There was a thought I couldn’t quite figure out for a while: in radio art, what exactly is sound?

At first, I thought sound was just a carrier of information. Dialogue delivers the plot, sound effects create the space, music heightens the emotion—all tools serving the story. But through the research process and the hands-on experience that followed, I gradually began to feel that this understanding was too shallow.

When I listened to Whitehead’s On the Shore Dimly Seen, what moved me most wasn’t any specific line of dialogue. It was the process of the Morse code gradually blurring beneath the ocean waves, eventually being swallowed whole. It didn’t just tell a story about lost connection—it made you experience lost connection directly. Those few seconds of the signal fading told you what it means to lose contact more immediately than any explanation ever could.

Later I realised that this is the most fundamental difference between radio art and other narrative forms. In film and television, time is an accessory to the image. Editing can jump back and forth. But in radio art, time is the sound itself. The rises and falls, the loud and soft, the fast and slow, the pauses—they all trace a continuous, flowing line of time. The listener is held on that line. You can’t pause it, you can’t skip it. You just have to follow the sound, second by second, forward. That feeling of being carried along by time—no other medium can give you that.

This had a big impact on how I wrote the script for Best Partners. I started consciously thinking about how time was distributed. When should the dialogue rhythm speed up—like that section where Xiao Liang and Ken talk over each other, the tension of words chasing words coming not from the content but from the rhythm itself?
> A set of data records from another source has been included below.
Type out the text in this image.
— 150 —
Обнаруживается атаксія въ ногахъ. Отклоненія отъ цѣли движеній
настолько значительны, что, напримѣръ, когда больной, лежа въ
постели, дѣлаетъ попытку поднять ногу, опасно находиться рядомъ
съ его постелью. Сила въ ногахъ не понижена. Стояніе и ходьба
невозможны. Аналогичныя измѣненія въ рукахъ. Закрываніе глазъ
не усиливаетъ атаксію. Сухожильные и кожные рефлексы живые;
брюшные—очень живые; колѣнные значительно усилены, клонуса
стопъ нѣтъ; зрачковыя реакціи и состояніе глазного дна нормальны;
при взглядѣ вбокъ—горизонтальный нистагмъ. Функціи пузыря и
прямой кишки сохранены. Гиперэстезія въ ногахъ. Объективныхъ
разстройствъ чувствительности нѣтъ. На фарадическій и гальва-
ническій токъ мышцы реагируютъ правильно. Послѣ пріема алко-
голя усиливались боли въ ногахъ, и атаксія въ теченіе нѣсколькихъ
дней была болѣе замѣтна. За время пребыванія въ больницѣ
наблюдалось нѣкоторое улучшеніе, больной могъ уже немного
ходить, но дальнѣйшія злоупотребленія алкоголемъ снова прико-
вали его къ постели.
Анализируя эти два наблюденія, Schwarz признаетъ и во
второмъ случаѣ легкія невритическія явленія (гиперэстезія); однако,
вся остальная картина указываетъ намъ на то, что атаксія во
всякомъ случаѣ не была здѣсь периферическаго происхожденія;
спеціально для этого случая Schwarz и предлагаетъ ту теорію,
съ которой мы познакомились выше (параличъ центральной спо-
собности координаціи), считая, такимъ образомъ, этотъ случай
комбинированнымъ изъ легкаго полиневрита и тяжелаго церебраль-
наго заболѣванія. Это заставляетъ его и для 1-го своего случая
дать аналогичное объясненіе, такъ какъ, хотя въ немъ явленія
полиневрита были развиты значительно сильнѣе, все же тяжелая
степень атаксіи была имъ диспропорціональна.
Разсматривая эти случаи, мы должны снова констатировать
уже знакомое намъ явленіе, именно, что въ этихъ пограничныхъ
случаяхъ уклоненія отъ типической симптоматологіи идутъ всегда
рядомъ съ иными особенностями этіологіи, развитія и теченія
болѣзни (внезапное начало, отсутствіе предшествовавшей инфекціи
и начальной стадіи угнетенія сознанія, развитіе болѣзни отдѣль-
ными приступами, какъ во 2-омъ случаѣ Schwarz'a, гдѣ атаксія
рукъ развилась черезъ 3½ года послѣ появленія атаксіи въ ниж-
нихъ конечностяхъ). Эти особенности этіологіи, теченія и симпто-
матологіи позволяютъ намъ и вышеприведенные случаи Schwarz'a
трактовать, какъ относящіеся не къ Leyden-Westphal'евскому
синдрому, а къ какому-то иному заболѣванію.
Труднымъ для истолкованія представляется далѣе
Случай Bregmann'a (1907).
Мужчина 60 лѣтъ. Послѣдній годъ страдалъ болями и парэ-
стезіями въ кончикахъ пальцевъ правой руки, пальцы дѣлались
And when should everything slow down, or even stop altogether—like those two seconds of silence, not there because the blank space looks nice, but because at that point, both time and emotion needed to take a breath.
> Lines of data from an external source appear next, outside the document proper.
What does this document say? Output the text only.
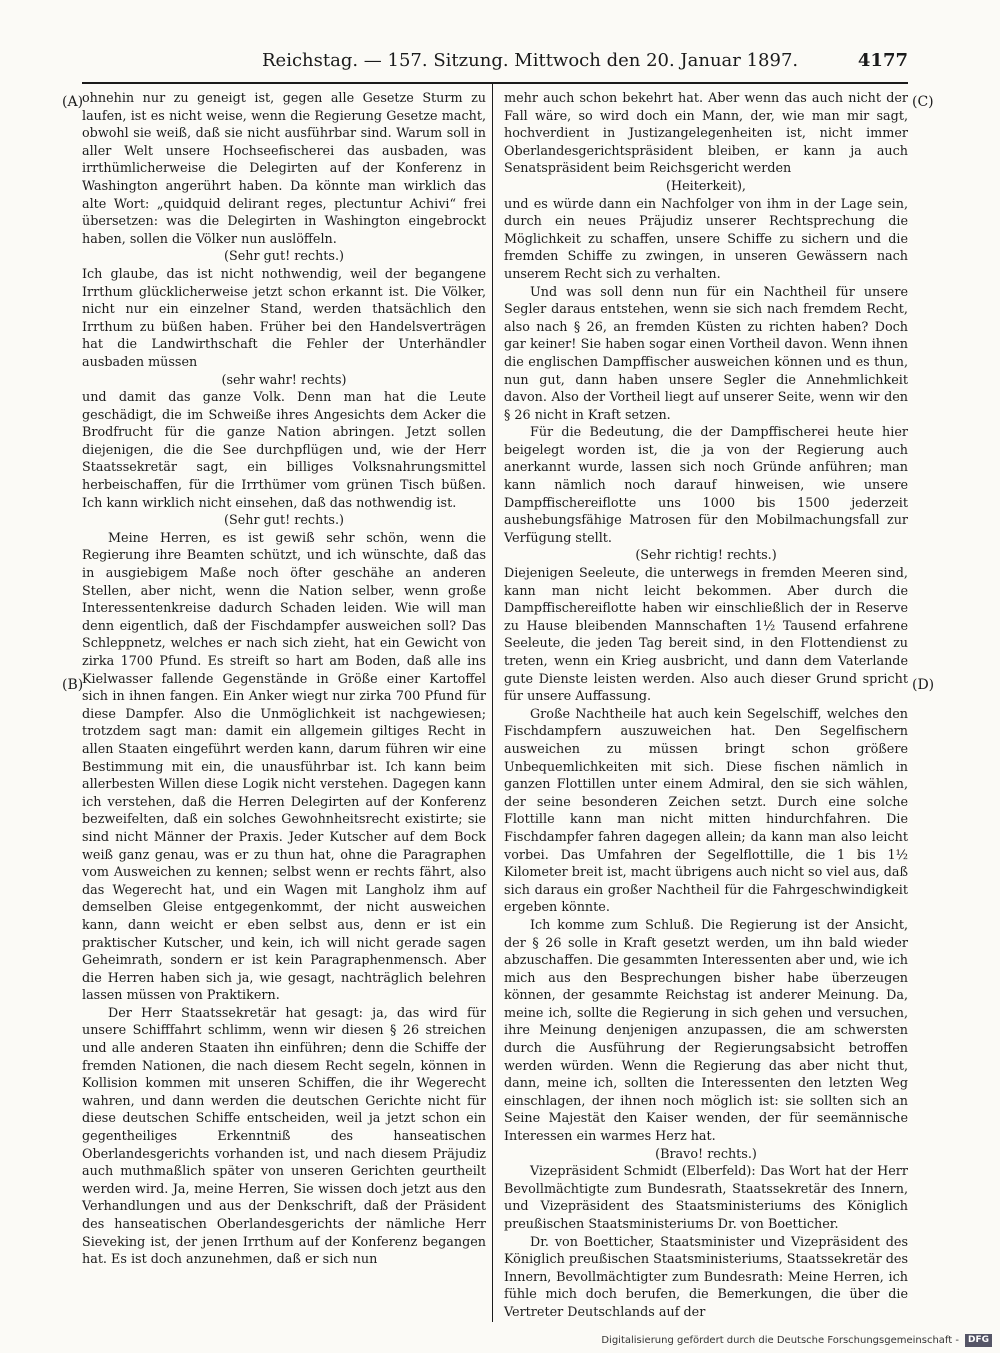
Reichstag. — 157. Sitzung. Mittwoch den 20. Januar 1897.	4177
(A)
(B)
(C)
(D)

ohnehin nur zu geneigt ist, gegen alle Gesetze Sturm zu laufen, ist es nicht weise, wenn die Regierung Gesetze macht, obwohl sie weiß, daß sie nicht ausführbar sind. Warum soll in aller Welt unsere Hochseefischerei das ausbaden, was irrthümlicherweise die Delegirten auf der Konferenz in Washington angerührt haben. Da könnte man wirklich das alte Wort: „quidquid delirant reges, plectuntur Achivi“ frei übersetzen: was die Delegirten in Washington eingebrockt haben, sollen die Völker nun auslöffeln.

(Sehr gut! rechts.)

Ich glaube, das ist nicht nothwendig, weil der begangene Irrthum glücklicherweise jetzt schon erkannt ist. Die Völker, nicht nur ein einzelner Stand, werden thatsächlich den Irrthum zu büßen haben. Früher bei den Handelsverträgen hat die Landwirthschaft die Fehler der Unterhändler ausbaden müssen

(sehr wahr! rechts)

und damit das ganze Volk. Denn man hat die Leute geschädigt, die im Schweiße ihres Angesichts dem Acker die Brodfrucht für die ganze Nation abringen. Jetzt sollen diejenigen, die die See durchpflügen und, wie der Herr Staatssekretär sagt, ein billiges Volksnahrungsmittel herbeischaffen, für die Irrthümer vom grünen Tisch büßen. Ich kann wirklich nicht einsehen, daß das nothwendig ist.

(Sehr gut! rechts.)

Meine Herren, es ist gewiß sehr schön, wenn die Regierung ihre Beamten schützt, und ich wünschte, daß das in ausgiebigem Maße noch öfter geschähe an anderen Stellen, aber nicht, wenn die Nation selber, wenn große Interessentenkreise dadurch Schaden leiden. Wie will man denn eigentlich, daß der Fischdampfer ausweichen soll? Das Schleppnetz, welches er nach sich zieht, hat ein Gewicht von zirka 1700 Pfund. Es streift so hart am Boden, daß alle ins Kielwasser fallende Gegenstände in Größe einer Kartoffel sich in ihnen fangen. Ein Anker wiegt nur zirka 700 Pfund für diese Dampfer. Also die Unmöglichkeit ist nachgewiesen; trotzdem sagt man: damit ein allgemein giltiges Recht in allen Staaten eingeführt werden kann, darum führen wir eine Bestimmung mit ein, die unausführbar ist. Ich kann beim allerbesten Willen diese Logik nicht verstehen. Dagegen kann ich verstehen, daß die Herren Delegirten auf der Konferenz bezweifelten, daß ein solches Gewohnheitsrecht existirte; sie sind nicht Männer der Praxis. Jeder Kutscher auf dem Bock weiß ganz genau, was er zu thun hat, ohne die Paragraphen vom Ausweichen zu kennen; selbst wenn er rechts fährt, also das Wegerecht hat, und ein Wagen mit Langholz ihm auf demselben Gleise entgegenkommt, der nicht ausweichen kann, dann weicht er eben selbst aus, denn er ist ein praktischer Kutscher, und kein, ich will nicht gerade sagen Geheimrath, sondern er ist kein Paragraphenmensch. Aber die Herren haben sich ja, wie gesagt, nachträglich belehren lassen müssen von Praktikern.

Der Herr Staatssekretär hat gesagt: ja, das wird für unsere Schifffahrt schlimm, wenn wir diesen § 26 streichen und alle anderen Staaten ihn einführen; denn die Schiffe der fremden Nationen, die nach diesem Recht segeln, können in Kollision kommen mit unseren Schiffen, die ihr Wegerecht wahren, und dann werden die deutschen Gerichte nicht für diese deutschen Schiffe entscheiden, weil ja jetzt schon ein gegentheiliges Erkenntniß des hanseatischen Oberlandesgerichts vorhanden ist, und nach diesem Präjudiz auch muthmaßlich später von unseren Gerichten geurtheilt werden wird. Ja, meine Herren, Sie wissen doch jetzt aus den Verhandlungen und aus der Denkschrift, daß der Präsident des hanseatischen Oberlandesgerichts der nämliche Herr Sieveking ist, der jenen Irrthum auf der Konferenz begangen hat. Es ist doch anzunehmen, daß er sich nun

mehr auch schon bekehrt hat. Aber wenn das auch nicht der Fall wäre, so wird doch ein Mann, der, wie man mir sagt, hochverdient in Justizangelegenheiten ist, nicht immer Oberlandesgerichtspräsident bleiben, er kann ja auch Senatspräsident beim Reichsgericht werden

(Heiterkeit),

und es würde dann ein Nachfolger von ihm in der Lage sein, durch ein neues Präjudiz unserer Rechtsprechung die Möglichkeit zu schaffen, unsere Schiffe zu sichern und die fremden Schiffe zu zwingen, in unseren Gewässern nach unserem Recht sich zu verhalten.

Und was soll denn nun für ein Nachtheil für unsere Segler daraus entstehen, wenn sie sich nach fremdem Recht, also nach § 26, an fremden Küsten zu richten haben? Doch gar keiner! Sie haben sogar einen Vortheil davon. Wenn ihnen die englischen Dampffischer ausweichen können und es thun, nun gut, dann haben unsere Segler die Annehmlichkeit davon. Also der Vortheil liegt auf unserer Seite, wenn wir den § 26 nicht in Kraft setzen.

Für die Bedeutung, die der Dampffischerei heute hier beigelegt worden ist, die ja von der Regierung auch anerkannt wurde, lassen sich noch Gründe anführen; man kann nämlich noch darauf hinweisen, wie unsere Dampffischereiflotte uns 1000 bis 1500 jederzeit aushebungsfähige Matrosen für den Mobilmachungsfall zur Verfügung stellt.

(Sehr richtig! rechts.)

Diejenigen Seeleute, die unterwegs in fremden Meeren sind, kann man nicht leicht bekommen. Aber durch die Dampffischereiflotte haben wir einschließlich der in Reserve zu Hause bleibenden Mannschaften 1½ Tausend erfahrene Seeleute, die jeden Tag bereit sind, in den Flottendienst zu treten, wenn ein Krieg ausbricht, und dann dem Vaterlande gute Dienste leisten werden. Also auch dieser Grund spricht für unsere Auffassung.

Große Nachtheile hat auch kein Segelschiff, welches den Fischdampfern auszuweichen hat. Den Segelfischern ausweichen zu müssen bringt schon größere Unbequemlichkeiten mit sich. Diese fischen nämlich in ganzen Flottillen unter einem Admiral, den sie sich wählen, der seine besonderen Zeichen setzt. Durch eine solche Flottille kann man nicht mitten hindurchfahren. Die Fischdampfer fahren dagegen allein; da kann man also leicht vorbei. Das Umfahren der Segelflottille, die 1 bis 1½ Kilometer breit ist, macht übrigens auch nicht so viel aus, daß sich daraus ein großer Nachtheil für die Fahrgeschwindigkeit ergeben könnte.

Ich komme zum Schluß. Die Regierung ist der Ansicht, der § 26 solle in Kraft gesetzt werden, um ihn bald wieder abzuschaffen. Die gesammten Interessenten aber und, wie ich mich aus den Besprechungen bisher habe überzeugen können, der gesammte Reichstag ist anderer Meinung. Da, meine ich, sollte die Regierung in sich gehen und versuchen, ihre Meinung denjenigen anzupassen, die am schwersten durch die Ausführung der Regierungsabsicht betroffen werden würden. Wenn die Regierung das aber nicht thut, dann, meine ich, sollten die Interessenten den letzten Weg einschlagen, der ihnen noch möglich ist: sie sollten sich an Seine Majestät den Kaiser wenden, der für seemännische Interessen ein warmes Herz hat.

(Bravo! rechts.)

Vizepräsident Schmidt (Elberfeld): Das Wort hat der Herr Bevollmächtigte zum Bundesrath, Staatssekretär des Innern, und Vizepräsident des Staatsministeriums des Königlich preußischen Staatsministeriums Dr. von Boetticher.

Dr. von Boetticher, Staatsminister und Vizepräsident des Königlich preußischen Staatsministeriums, Staatssekretär des Innern, Bevollmächtigter zum Bundesrath: Meine Herren, ich fühle mich doch berufen, die Bemerkungen, die über die Vertreter Deutschlands auf der

Digitalisierung gefördert durch die Deutsche Forschungsgemeinschaft - DFG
I also started to respect the independent value of sound materials. The sound of Da Lin flipping through folders—it doesn’t just tell you he’s looking at something. The very texture and rhythm of that sound conveys a sense of order and control. Xiao Liang’s backpack sounds chaotic, ungoverned—those noises are an emotion in themselves. I began learning to use sound itself to shape the emotional arc within time.
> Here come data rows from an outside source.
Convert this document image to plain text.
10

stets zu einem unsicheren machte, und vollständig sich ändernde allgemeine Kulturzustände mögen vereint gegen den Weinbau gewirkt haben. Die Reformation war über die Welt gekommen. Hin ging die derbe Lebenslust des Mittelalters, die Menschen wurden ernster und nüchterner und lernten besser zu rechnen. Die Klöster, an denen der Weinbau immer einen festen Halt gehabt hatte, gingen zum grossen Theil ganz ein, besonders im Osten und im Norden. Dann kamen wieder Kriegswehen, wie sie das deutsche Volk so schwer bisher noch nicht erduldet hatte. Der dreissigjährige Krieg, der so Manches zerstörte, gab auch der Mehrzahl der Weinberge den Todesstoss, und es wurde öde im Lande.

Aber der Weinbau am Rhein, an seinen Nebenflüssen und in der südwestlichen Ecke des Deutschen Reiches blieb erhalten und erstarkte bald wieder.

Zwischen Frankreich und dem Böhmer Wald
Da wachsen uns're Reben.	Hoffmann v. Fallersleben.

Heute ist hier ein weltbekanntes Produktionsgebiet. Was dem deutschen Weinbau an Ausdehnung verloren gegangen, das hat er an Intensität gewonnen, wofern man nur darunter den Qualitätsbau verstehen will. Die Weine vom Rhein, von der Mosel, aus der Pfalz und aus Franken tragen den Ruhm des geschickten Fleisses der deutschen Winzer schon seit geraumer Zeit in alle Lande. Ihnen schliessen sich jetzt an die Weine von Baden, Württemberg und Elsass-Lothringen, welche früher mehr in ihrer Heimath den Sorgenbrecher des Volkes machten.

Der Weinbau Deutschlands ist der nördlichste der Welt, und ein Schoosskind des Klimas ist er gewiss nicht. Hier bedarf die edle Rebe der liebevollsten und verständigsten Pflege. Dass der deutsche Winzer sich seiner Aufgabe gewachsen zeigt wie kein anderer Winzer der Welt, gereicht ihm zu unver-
If my earlier understanding of radio art was “telling stories with sound,” now I’d rather say it’s using sound to carve out a stretch of time. Whether you carve well or not isn’t measured by how much information each sound explains. It’s about whether, within that stretch of sonic time, the listener was truly drawn in. Whether there was a moment when time itself seemed to stretch a little longer, or contract a little shorter. That’s the magic of sound and time, and it’s what I most want to keep exploring.